A curious flower, the "kosisant," grows luxuriantly about here. It is
in shape something like a huge asparagus, and about two feet high,
being covered from top to bottom with tiny white-and-yellow blossoms,
with a sweet but sickly perfume. It consists but of one shoot or
stalk, and bursts through the ground apparently with great force,
displacing the soil for several inches.
We left for Gwarjak at 5.30 the following morning. Etiquette compelled
Malak to offer me his horse, while he mounted my camel - an operation
effected with very bad grace by my host. The Baluch saddle consists
simply of two sharp pieces of wood bound together by leathern thongs,
and the exchange was by no means a welcome one so far as I was
concerned. Had it cut me in two, however, I would have borne it, if
only to punish this boorish ruffian for his insolence of yesterday.
Malak's chief failing was evidently vanity, and he was very reluctant,
even for an hour, to cede the place of honour to a European.
The road for the first ten miles or so lay along the dry bed of
a river, which, I ascertained with difficulty from my one-eyed
companion, is named the Mashki. Large holes, from eight to ten feet
deep, had been dug for some distance by the Dhaira natives, forming
natural cisterns or tanks. These were, even now, after a long spell of
dry weather, more than half full, and the water, with which we filled
barrels and flasks, clear, cold, and delicious.
The Shirengaz Pass, which crosses a chain of hills about five hundred
feet high, separates the Dhaira Valley from the equally fertile
district of Gwarjak.
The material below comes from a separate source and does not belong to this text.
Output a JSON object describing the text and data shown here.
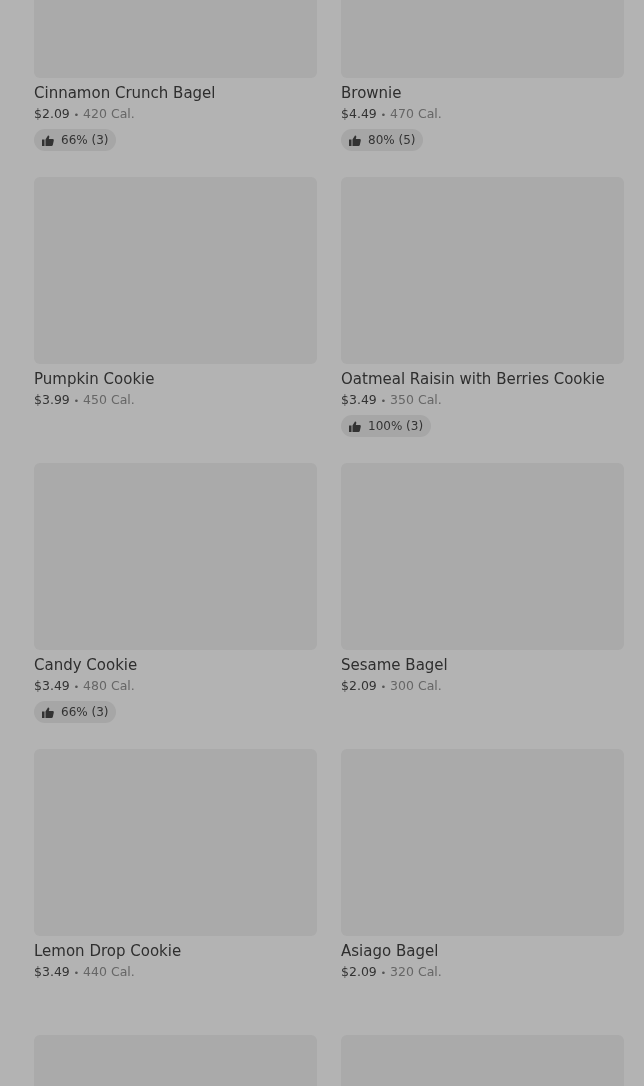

The ascent and descent are gradual and easy, and
by ten o'clock we were in sight of Gwarjak, before midday had encamped
within half a mile of the town, if a collection of straggling
tumble-down huts can so be called. The news of our arrival had preceded
us, and before tents were pitched the population had turned out _en
masse_, and a mob of quite two hundred men, women, and children were
squatted around our camp, watching, at a respectful distance, the
proceedings of my men with considerable interest.